In questo anno il presidente ha svitato, approfittando della solitudine del regime di eccezione, tutti i bulloni che tengono insieme la fondamentale divisione dei poteri. Manca solo una sanzione costituzionale che dovrebbe ottenere oggi. Una Costituzione che si è cucita addosso da solo, dove gli è garantita una totale irresponsabilità, la possibilità di prolungare il mandato e viene creato un nuovo ramo del parlamento, l’assemblea delle regioni. Sarà il contenitore perfetto della sua nuova obbedientissima élite che dovrà applaudire il potere monocratico.
Il popolo più sensibile all’adescamento di Saied il salvatore è formato dai dimenticati delle regioni dell’interno, afflitte da una eterna miseria, serbatoio di giovani senza futuro.

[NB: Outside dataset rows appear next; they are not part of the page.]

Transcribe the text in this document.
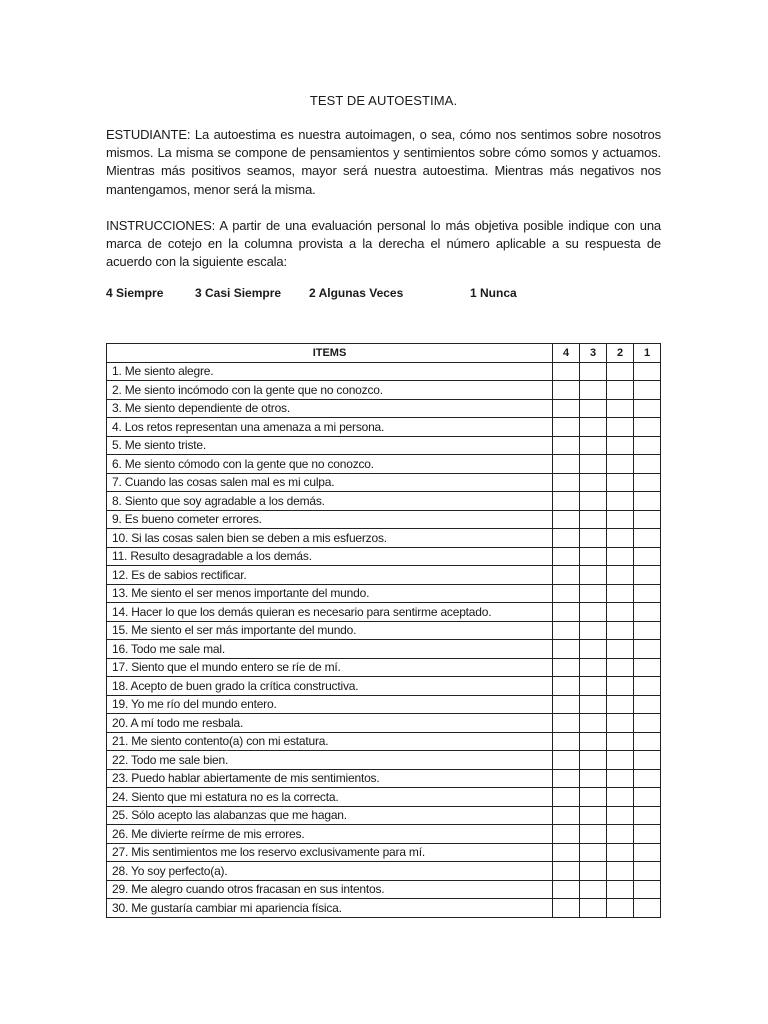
TEST DE AUTOESTIMA.
ESTUDIANTE: La autoestima es nuestra autoimagen, o sea, cómo nos sentimos sobre nosotros mismos. La misma se compone de pensamientos y sentimientos sobre cómo somos y actuamos. Mientras más positivos seamos, mayor será nuestra autoestima. Mientras más negativos nos mantengamos, menor será la misma.
INSTRUCCIONES: A partir de una evaluación personal lo más objetiva posible indique con una marca de cotejo en la columna provista a la derecha el número aplicable a su respuesta de acuerdo con la siguiente escala:
4 Siempre	3 Casi Siempre 2 Algunas Veces	1 Nunca
ITEMS	4	3	2	1
1. Me siento alegre.				
2. Me siento incómodo con la gente que no conozco.				
3. Me siento dependiente de otros.				
4. Los retos representan una amenaza a mi persona.				
5. Me siento triste.				
6. Me siento cómodo con la gente que no conozco.				
7. Cuando las cosas salen mal es mi culpa.				
8. Siento que soy agradable a los demás.				
9. Es bueno cometer errores.				
10. Si las cosas salen bien se deben a mis esfuerzos.				
11. Resulto desagradable a los demás.				
12. Es de sabios rectificar.				
13. Me siento el ser menos importante del mundo.				
14. Hacer lo que los demás quieran es necesario para sentirme aceptado.				
15. Me siento el ser más importante del mundo.				
16. Todo me sale mal.				
17. Siento que el mundo entero se ríe de mí.				
18. Acepto de buen grado la crítica constructiva.				
19. Yo me río del mundo entero.				
20. A mí todo me resbala.				
21. Me siento contento(a) con mi estatura.				
22. Todo me sale bien.				
23. Puedo hablar abiertamente de mis sentimientos.				
24. Siento que mi estatura no es la correcta.				
25. Sólo acepto las alabanzas que me hagan.				
26. Me divierte reírme de mis errores.				
27. Mis sentimientos me los reservo exclusivamente para mí.				
28. Yo soy perfecto(a).				
29. Me alegro cuando otros fracasan en sus intentos.				
30. Me gustaría cambiar mi apariencia física.				
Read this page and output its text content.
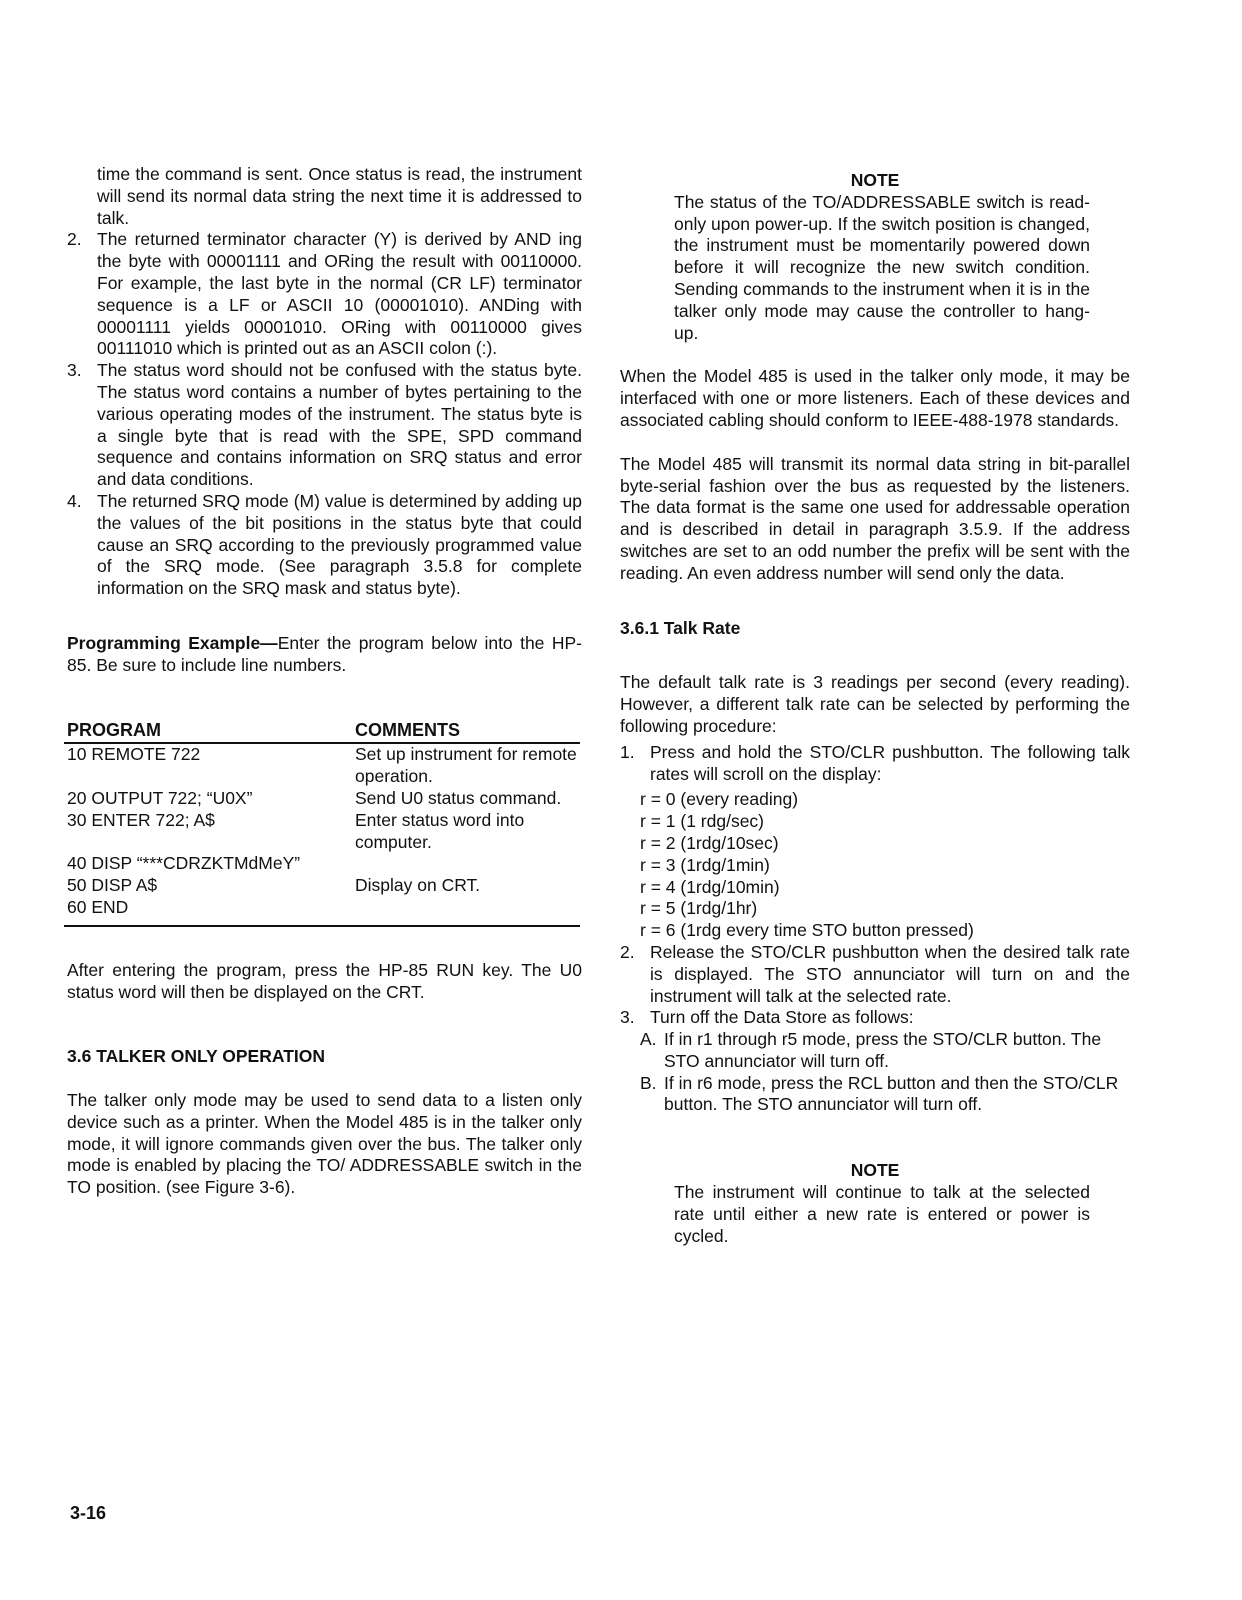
time the command is sent. Once status is read, the instrument will send its normal data string the next time it is addressed to talk.

2. The returned terminator character (Y) is derived by AND ing the byte with 00001111 and ORing the result with 00110000. For example, the last byte in the normal (CR LF) terminator sequence is a LF or ASCII 10 (00001010). ANDing with 00001111 yields 00001010. ORing with 00110000 gives 00111010 which is printed out as an ASCII colon (:).
3. The status word should not be confused with the status byte. The status word contains a number of bytes pertaining to the various operating modes of the instrument. The status byte is a single byte that is read with the SPE, SPD command sequence and contains information on SRQ status and error and data conditions.
4. The returned SRQ mode (M) value is determined by adding up the values of the bit positions in the status byte that could cause an SRQ according to the previously programmed value of the SRQ mode. (See paragraph 3.5.8 for complete information on the SRQ mask and status byte).

Programming Example—Enter the program below into the HP-85. Be sure to include line numbers.

PROGRAM	COMMENTS
10 REMOTE 722	Set up instrument for remote operation.
20 OUTPUT 722; “U0X”	Send U0 status command.
30 ENTER 722; A$	Enter status word into computer.
40 DISP “***CDRZKTMdMeY”	
50 DISP A$	Display on CRT.
60 END	

After entering the program, press the HP-85 RUN key. The U0 status word will then be displayed on the CRT.

3.6 TALKER ONLY OPERATION

The talker only mode may be used to send data to a listen only device such as a printer. When the Model 485 is in the talker only mode, it will ignore commands given over the bus. The talker only mode is enabled by placing the TO/ ADDRESSABLE switch in the TO position. (see Figure 3-6).

NOTE

The status of the TO/ADDRESSABLE switch is read-only upon power-up. If the switch position is changed, the instrument must be momentarily powered down before it will recognize the new switch condition. Sending commands to the instrument when it is in the talker only mode may cause the controller to hang-up.

When the Model 485 is used in the talker only mode, it may be interfaced with one or more listeners. Each of these devices and associated cabling should conform to IEEE-488-1978 standards.

The Model 485 will transmit its normal data string in bit-parallel byte-serial fashion over the bus as requested by the listeners. The data format is the same one used for addressable operation and is described in detail in paragraph 3.5.9. If the address switches are set to an odd number the prefix will be sent with the reading. An even address number will send only the data.

3.6.1 Talk Rate

The default talk rate is 3 readings per second (every reading). However, a different talk rate can be selected by performing the following procedure:

1. Press and hold the STO/CLR pushbutton. The following talk rates will scroll on the display:
r = 0 (every reading)
r = 1 (1 rdg/sec)
r = 2 (1rdg/10sec)
r = 3 (1rdg/1min)
r = 4 (1rdg/10min)
r = 5 (1rdg/1hr)
r = 6 (1rdg every time STO button pressed)
2. Release the STO/CLR pushbutton when the desired talk rate is displayed. The STO annunciator will turn on and the instrument will talk at the selected rate.
3. Turn off the Data Store as follows:
A. If in r1 through r5 mode, press the STO/CLR button. The STO annunciator will turn off.
B. If in r6 mode, press the RCL button and then the STO/CLR button. The STO annunciator will turn off.
NOTE

The instrument will continue to talk at the selected rate until either a new rate is entered or power is cycled.

3-16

Lo detestano e ne denunciano le trame gli intellettuali, i magistrati (ne ha revocati senza appello 57, hanno fatto inutilmente sciopero per tre settimane), i sindacalisti, i sempre devoti alla mobilitazione democratica, reperibili sulla costa, un’altra Tunisia degna ma purtroppo minoritaria.
Undici anni dopo la rivoluzione la speranza che non schiumi di nuovo l’autocrazia paternalistica alla ben ali è affidata alla situazione economica, La Tunisia nonostante il salvatore della patria è in fallimento, il “rating’’ è pari a quello di Ucraina e Sri lanka . Non ci sono i soldi per pagare gli stipendi alla armata burocratica dei 700 mila dipendenti pubblici. E soprattutto c’è il fattore farina. La banca mondiale ha già concesso un prestito di 130 milioni di dollari per comprare grano tenero. Ne occorrono altri 370 per le scorte di quest’anno. Il Fondo monetario, la sigla più odiata nel mondo non occidentale, valuta. Provate a indovinare: a Saied non dirà di no. Nel 2011 la rivolta popolare che noi deformammo nel melenso slogan di «rivoluzione dei gelsomini» scoppiò perché la gente aveva fame.